Levonorgestrel. Generell gilt die Wirksamkeit von Levonorgestrel für die ersten 72 Stunden nach dem ungeschützten Geschlechtsverkehr als erwiesen. Kombinierte Daten aus vier kontrollierten randomisierten Studien der WHO deuten darauf hin, dass Levonorgestrel sogar an Tag vier, also bis 96 Stunden später noch Schwangerschaften verhindern kann. An Tag fünf hingegen entsprach die Rate der ungewollten Schwangerschaften allerdings quasi der, die ohne Notfallkontrazeption zu erwarten wäre [10]. Laut Zulassung darf Levonorgestrel bis zu 72 h nach dem ungeschützten Geschlechtsverkehr angewendet werden. Nach der allgemeinen Auffassung nimmt die Wirkung mit zunehmendem Abstand zum Geschlechtsverkehr ab [1].

Ulipristalacetat.

Die Wirksamkeit von Ulipristal gilt für 120 Stunden nach dem ungeschützten Geschlechtsverkehr als belegt. In Studien war die Substanz zu keinem Zeitpunkt Levonorgestrel unterlegen. In klinischen Untersuchungen versagte Ulipristal in 0,9 bis 2,1% der Fälle Levonorgestrel in 0,6 bis 3,1% [2]. Deutlich wird der Unterschied aber erst im direkten Vergleich.
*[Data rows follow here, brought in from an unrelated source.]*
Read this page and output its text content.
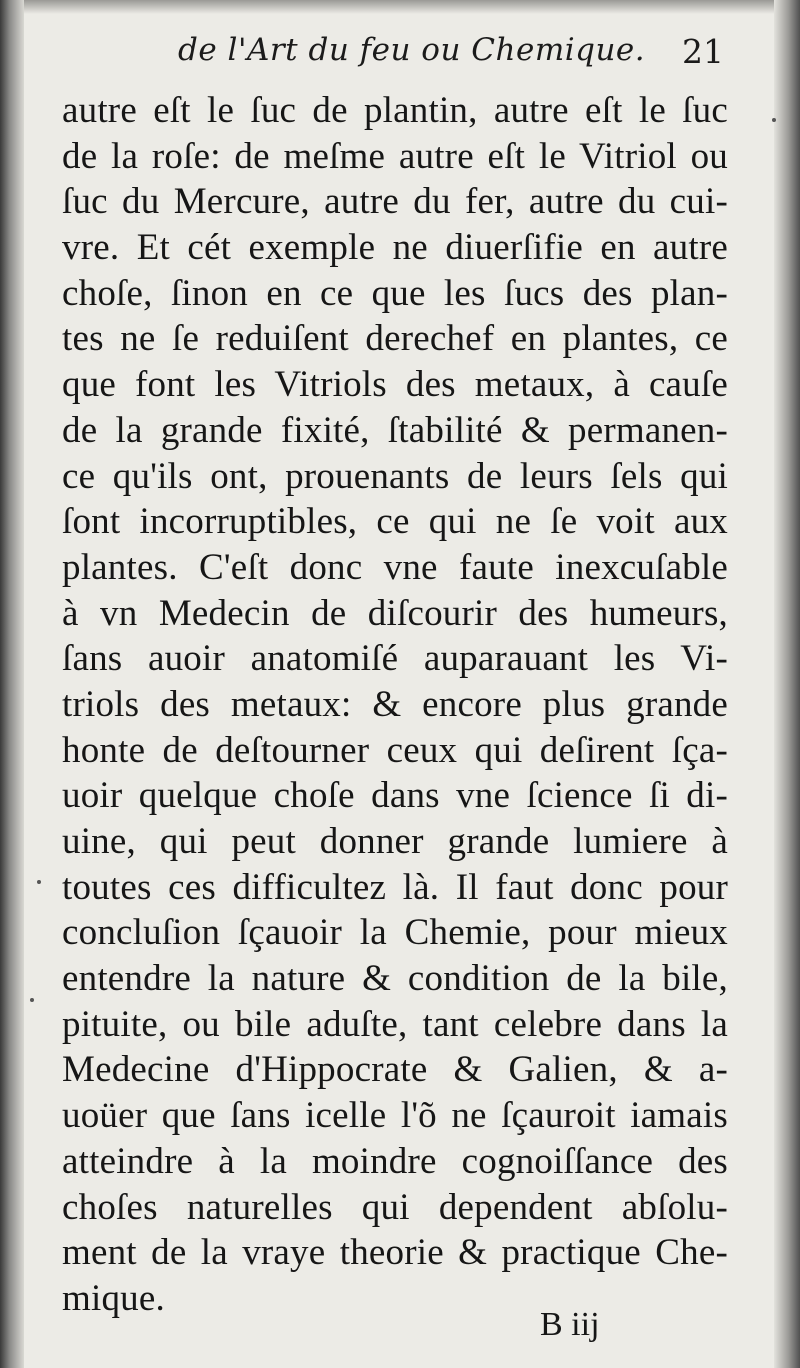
de l'Art du feu ou Chemique. 21
autre eſt le ſuc de plantin, autre eſt le ſuc
de la roſe: de meſme autre eſt le Vitriol ou
ſuc du Mercure, autre du fer, autre du cui-
vre. Et cét exemple ne diuerſifie en autre
choſe, ſinon en ce que les ſucs des plan-
tes ne ſe reduiſent derechef en plantes, ce
que font les Vitriols des metaux, à cauſe
de la grande fixité, ſtabilité & permanen-
ce qu'ils ont, prouenants de leurs ſels qui
ſont incorruptibles, ce qui ne ſe voit aux
plantes. C'eſt donc vne faute inexcuſable
à vn Medecin de diſcourir des humeurs,
ſans auoir anatomiſé auparauant les Vi-
triols des metaux: & encore plus grande
honte de deſtourner ceux qui deſirent ſça-
uoir quelque choſe dans vne ſcience ſi di-
uine, qui peut donner grande lumiere à
toutes ces difficultez là. Il faut donc pour
concluſion ſçauoir la Chemie, pour mieux
entendre la nature & condition de la bile,
pituite, ou bile aduſte, tant celebre dans la
Medecine d'Hippocrate & Galien, & a-
uoüer que ſans icelle l'õ ne ſçauroit iamais
atteindre à la moindre cognoiſſance des
choſes naturelles qui dependent abſolu-
ment de la vraye theorie & practique Che-
mique.
B iij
Eine Metaanalyse verglich die Wirksamkeit der beiden Substanzen. Bei Einnahme in den ersten 72 Stunden nach dem ungeschützten Geschlechtsverkehr war die Wahrscheinlichkeit einer ungewollten Schwangerschaft mit Ulipristal 42% geringer war als mit Levonorgestrel. Bei Einnahme innerhalb der ersten 24 Stunden war Ulipristal sogar 65% effektiver [2]. Ulipristal scheint also die wirksamere Substanz zu sein. Dies ist vermutlich auf das größere Wirkfenster (siehe Abb. 1) zurückzuführen. Fachgesellschaften, darunter auch deutschen Gynäkologenverbände, sehen Ulipristal als die wirksamere Substanz an. In einer gemeinsamen Stellungnahme der Deutschen Gesellschaft für Gynäkologische Endokrinologie und Fortpflanzungsmedizin und des Berufsverbands der Frauenärzte wird Ulipristal als die „neue Standardmethode“ und „erste Wahl“ bezeichnet [6].

Das Wichtigste in Kürze

  • Viele Experten sehen Ulipristal als die wirksamer Substanz an. Dennoch gibt es einige Umstände wo eher zu Levonorgestrel geraten wird z. B. in der Stillzeit, wenn das Stillen nicht unterbrochen werden soll, bei schwerem Asthma und mehrfacher Einnahme innerhalb eines Zyklus.
  • Beide Präparate sind unabhängig vom Gewicht für alle Frauen geeignet. Nichtsdestotrotz wird von einigen Experten empfohlen, ab einem BMI von 25 kg/m2 ­Ulipristal anzuwenden, alternativ die Kupferspirale.
  • Da der Zeitpunkt des Eisprungs und somit die fruchtbaren Tage in der Regel nicht eindeutig zu bestimmen sind, sollte bei Bedarf unabhängig vom Zyklus zur Einnahme der „Pille danach“ geraten werden und zwar so schnell wie möglich nach dem ungeschützten Geschlechtsverkehr.
  • Die klinische Relevanz der Wechselwirkungen ist nicht bekannt. Die Empfehlungen sind Vorsichtsmaßnahmen.
  • Hinweise zu den Grenzen der Selbstmedikation, sowie zur Abgabe an Minderjährige finden sich in der Handlungsempfehlung der Bundesapothekerkammer unter www.abda.de.

Wechselwirkungen

Enzyminduktoren. Laut einem aktuellen Review existieren keine spezifischen Daten zu Interaktionen zwischen Notfallkontrazeptiva und anderen Wirkstoffen [2]. Man nimmt jedoch an, dass sie denen der „normalen“ oralen Kontrazeptiva ähneln. Enzyminduktoren wie Rifampicin, bestimmte Antiepileptika oder Johanniskraut könnten daher die Wirkung der hormonellen Notfallkontrazeptiva beeinflussen. Für Frauen, die derartige Präparate einnehmen, gilt die Kupferspirale als Mittel der ersten Wahl. Steht diese nicht zur Verfügung oder wird eine hormonelle Methode gewünscht, sollte zu Levonorgestrel geraten werden. Ein britischer Leitfaden basierend auf Expertenmeinungen empfiehlt dann aber eine Verdoppelung der Dosis [10] sowie bei Bedarf die Anwendung bis zu 120 Stunden nach dem ungeschützten Geschlechtsverkehr. Die Wirksamkeit nach mehr als 96 Stunden gilt allerdings als fraglich. Von Ulipristal wird im diesen Fällen abgeraten. Zwischen der Einnahme von CYP-­Enzyminduktoren und Ulipristalacetat sollte ein Abstand von 28 Tagen liegen [10].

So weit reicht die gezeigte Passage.